Every Clown Is The Joker In Disguise

Here's another little nugget of joy that I have discovered in the PG, a Q&A feature on the subject of parenting. It's called "Parenting With 4 Kids", which maybe I ought to pay attention to, I thought, since I have four kids. Of course, 4 Kids is a pun on the words "for kids" and has nothing to do with the number of offspring in one family.

The question in this morning's PW4K is one that I can relate to wholeheartedly -- not as a parent, but as a former child:

My 3-year-old daughter has suddenly developed a fear of clowns. It almost sounds funny, but it's a big deal to her: before we go anywhere, she gets upset and needs to be reassured that no clowns will be there. What do we do?
What, indeed? When I was three years old, my mother took me for a ride on the Good Ship Lollipop, part of the Gateway Clipper Fleet. This has to be one of my earliest memories. It was a hot summer day. We met a friend of hers, a lady whose identity I could never remember for the life of me, and her 7-8 year old daughter. The boat ride was nice, as I recall, until the most hideous creature approaches me brandishing a weapon. The creature looked vaguely human, but had a rather baggy physique and a grotesque visage with giant red lips and a bulbous red nose. Its weapon was a shiny translucent disk at the end of a small white stick. I was too young to know whether or not I was ready to die, but I was absolutely certain that it was time to cry.

So I did. Lots and lots of tears ran down my cheeks because the beast refused to go away. The more I cried, the more it concerned itself with examining me. It then proceeded to speak English. "Whatsa matter? Does something scare him?" I desperately wanted to shout, Yes, you freak, something is scaring me and it is YOU! But I was so terrified that I could not breathe well enough to talk. I remember nothing more about the experience except that I was glad when it was over.

Perhaps that's why I was an avid follower of Batman comics books a few years later. The darknight detective makes a habit of being the snot out of a clown. It helped me over come my fears, and even left open the possibility that I might someday gain revenge by making a clown cry. I never have, but it would be sweet.

While some people may take exception to such a violent solution to overcoming one's fears of the painted Punchinello set, you have to admit that the columnist (who, wisely, is as anonymous as a blogger) made a couple of rather perverse suggestions on how to deal with the child's problem:

Try to provide an opportunity for your little girl to see someone familiar dressing up in clown makeup and then taking it off.
A clown strip show?
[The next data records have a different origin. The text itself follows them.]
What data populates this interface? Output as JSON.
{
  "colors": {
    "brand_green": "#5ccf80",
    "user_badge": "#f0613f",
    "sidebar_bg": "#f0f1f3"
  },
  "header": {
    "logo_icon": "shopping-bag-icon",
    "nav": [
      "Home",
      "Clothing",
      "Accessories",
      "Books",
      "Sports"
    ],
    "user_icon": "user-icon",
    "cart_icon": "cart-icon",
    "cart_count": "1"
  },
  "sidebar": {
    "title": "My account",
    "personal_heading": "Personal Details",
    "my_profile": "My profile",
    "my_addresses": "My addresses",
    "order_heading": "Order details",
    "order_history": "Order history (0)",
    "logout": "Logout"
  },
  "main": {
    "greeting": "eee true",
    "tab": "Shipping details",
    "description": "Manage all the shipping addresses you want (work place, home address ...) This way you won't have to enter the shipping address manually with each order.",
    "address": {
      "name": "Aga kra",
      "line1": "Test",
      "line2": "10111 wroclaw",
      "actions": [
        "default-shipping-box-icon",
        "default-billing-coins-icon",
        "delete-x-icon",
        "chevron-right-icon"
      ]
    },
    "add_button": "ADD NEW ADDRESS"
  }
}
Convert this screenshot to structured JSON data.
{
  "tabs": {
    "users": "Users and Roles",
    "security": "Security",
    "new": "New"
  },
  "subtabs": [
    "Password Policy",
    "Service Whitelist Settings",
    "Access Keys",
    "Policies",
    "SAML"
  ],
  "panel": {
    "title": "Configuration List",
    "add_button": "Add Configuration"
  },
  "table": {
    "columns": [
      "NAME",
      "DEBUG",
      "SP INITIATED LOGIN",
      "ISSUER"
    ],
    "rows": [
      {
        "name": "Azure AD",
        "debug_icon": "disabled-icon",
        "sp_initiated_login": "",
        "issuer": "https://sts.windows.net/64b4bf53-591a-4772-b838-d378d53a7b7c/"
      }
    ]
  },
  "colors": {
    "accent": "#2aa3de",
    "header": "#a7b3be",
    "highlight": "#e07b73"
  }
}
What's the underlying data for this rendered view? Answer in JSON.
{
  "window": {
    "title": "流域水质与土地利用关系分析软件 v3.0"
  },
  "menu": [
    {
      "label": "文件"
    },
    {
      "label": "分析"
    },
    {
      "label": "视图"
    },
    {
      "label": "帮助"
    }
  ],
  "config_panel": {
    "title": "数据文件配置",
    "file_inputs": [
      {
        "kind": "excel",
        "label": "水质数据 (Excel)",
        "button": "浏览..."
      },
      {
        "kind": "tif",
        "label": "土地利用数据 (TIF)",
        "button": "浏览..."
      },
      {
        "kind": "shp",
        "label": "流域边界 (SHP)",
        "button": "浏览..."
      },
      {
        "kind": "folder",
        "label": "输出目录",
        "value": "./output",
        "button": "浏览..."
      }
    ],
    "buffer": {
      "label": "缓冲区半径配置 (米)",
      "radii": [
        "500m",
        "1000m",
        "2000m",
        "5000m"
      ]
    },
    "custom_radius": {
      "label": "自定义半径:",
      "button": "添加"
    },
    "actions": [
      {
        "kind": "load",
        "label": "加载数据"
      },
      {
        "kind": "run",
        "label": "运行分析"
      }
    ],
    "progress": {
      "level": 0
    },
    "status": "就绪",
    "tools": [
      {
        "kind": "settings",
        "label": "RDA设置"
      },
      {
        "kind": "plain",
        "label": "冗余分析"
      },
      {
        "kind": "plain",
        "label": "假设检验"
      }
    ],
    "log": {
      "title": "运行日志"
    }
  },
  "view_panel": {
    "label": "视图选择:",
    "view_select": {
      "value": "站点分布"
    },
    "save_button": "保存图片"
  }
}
This isn't a solution, it's a recipe for a lifetime of counseling. A few years ago, a friend of mine told me that he knew for certain that the apocalypse was nigh because someone had emailed him clown porn. He never knew that such a thing existed. Neither did I. I do know that I certainly wouldn't want anyone in clown makeup taking it off in front my little girl. Or doing this:

It might help to draw a picture of a clown with her, talking about each part of the picture as you draw it.
That must be how they come up with those kids' picture books that show words for different parts of the body. I think a stick figure would suffice, thank you very much.

She might also benefit from seeing other children having fun near clowns, but allow her to stand as far away as she wants.
Better yet, have her run as fast as she can, and don't stop until she gets to the police station. The officers will know what to do, and Commissioner Gordon might even make a call on the blinking red phone. My horrifying boat ride would have taken an awesome turn if Batman had shown up. It would have been the best boat ride EVER.